German Voters Deal a Blow to Scholz's Coalition in Bavaria and Hesse Elections
Voters delivered a blow to Germany's federal coalition government of the Social Democratic Chancellor Olaf Scholz on Sunday, punishing the three ruling parties and turning to the right in state elections in Bavaria and Hesse....
0:00
/1861
Facts
- Voters delivered a blow to Germany's federal coalition government of the Social Democratic Chancellor Olaf Scholz on Sunday, punishing the three ruling parties and turning to the right in state elections in Bavaria and Hesse.1
- Provisional results show that Bavaria State Premier Markus Söder's center-right, conservative Christian Social Union (CSU) — which runs for elections solely in the southern state — placed first, receiving 37% of the votes. Right-leaning Free Voters and the right-wing populist Alternative for Germany (AfD) came in second and third, respectively, combined winning about 30% of the state vote.2
- Meanwhile, Hesse Prime Minister Boris Rhein's Christian Democratic Union — the CSU's sister party that has governed the state since 1999 — won 34.6% of the votes, gaining more than seven points compared to the 2018 elections, and the AfD achieved its best-ever result in any western state, with 18.4%.3
- All parties in Scholz's federal coalition — his Social Democrats (SPD), the Greens, and the pro-market Free Democrats (FDP) — did worse than five years ago in both states, which are home to Munich and Frankfurt and together account for roughly a quarter of the country's population.4
- The SPD reportedly received the worst results since World War II, reaching 15% in Hesse and 8% in Bavaria, while the FDP failed to cross the five-percent threshold in Bavaria — losing its seats in the state parliament.5
- With the debate dominated by issues that were primarily national in scope — with conservative and right-wing factions both criticizing Scholz's immigration and energy policies — Sunday's elections were the first in a series of key regional German elections over the next two years in the run-up to the nation-wide parliamentary vote in 2025.6
Sources: 1New York Times, 2Dw.com, 3Europeanconservative, 4Guardian, 5Www.euractiv.com and 6BBC News.
Narratives
- Left narrative, as provided by Washington Post. Despite radical positions usually tending to repel voters, Germany has seen the dangerous rise of the right-wing illiberal AfD at a faster pace than most countries in Europe. Results from Sunday's state elections in Bavaria and Hesse show that ignoring the dangerous far-right party is a failed strategy. Unless German politicians succeed in finding the right message to neutralize AfD, Europe's stability may be endangered.

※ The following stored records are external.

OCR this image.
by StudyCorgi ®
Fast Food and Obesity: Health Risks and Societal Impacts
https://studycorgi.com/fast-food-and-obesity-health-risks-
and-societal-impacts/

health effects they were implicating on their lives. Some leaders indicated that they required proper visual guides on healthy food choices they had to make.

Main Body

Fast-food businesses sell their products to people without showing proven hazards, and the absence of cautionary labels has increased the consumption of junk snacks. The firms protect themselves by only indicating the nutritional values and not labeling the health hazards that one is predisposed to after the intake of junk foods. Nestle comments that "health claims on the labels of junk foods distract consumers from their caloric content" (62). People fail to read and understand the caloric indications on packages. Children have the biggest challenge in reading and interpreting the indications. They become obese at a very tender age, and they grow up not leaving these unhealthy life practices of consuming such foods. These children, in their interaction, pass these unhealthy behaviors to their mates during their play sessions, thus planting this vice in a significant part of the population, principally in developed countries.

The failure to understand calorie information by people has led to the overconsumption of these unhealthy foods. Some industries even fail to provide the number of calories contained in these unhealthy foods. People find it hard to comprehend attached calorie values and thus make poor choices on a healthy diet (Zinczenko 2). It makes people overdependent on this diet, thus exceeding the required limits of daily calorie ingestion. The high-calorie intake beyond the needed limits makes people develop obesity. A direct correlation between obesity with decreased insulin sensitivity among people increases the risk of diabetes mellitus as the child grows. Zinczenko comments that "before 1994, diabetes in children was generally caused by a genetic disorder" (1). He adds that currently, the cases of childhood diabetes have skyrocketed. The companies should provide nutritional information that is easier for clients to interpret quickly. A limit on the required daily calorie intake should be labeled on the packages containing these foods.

- Right narrative, as provided by Unherd. The claim that the AfD was merely an East Germany phenomenon is dead for good, as it has drained voters from all parties in Bavaria and Hesse. Given the unbalanced political offering in Germany since the conservative CDU/CSU shifted toward the center, it's easy to understand why anti-establishment right-wing parties are gaining ground amid a crisis of trust in established parties.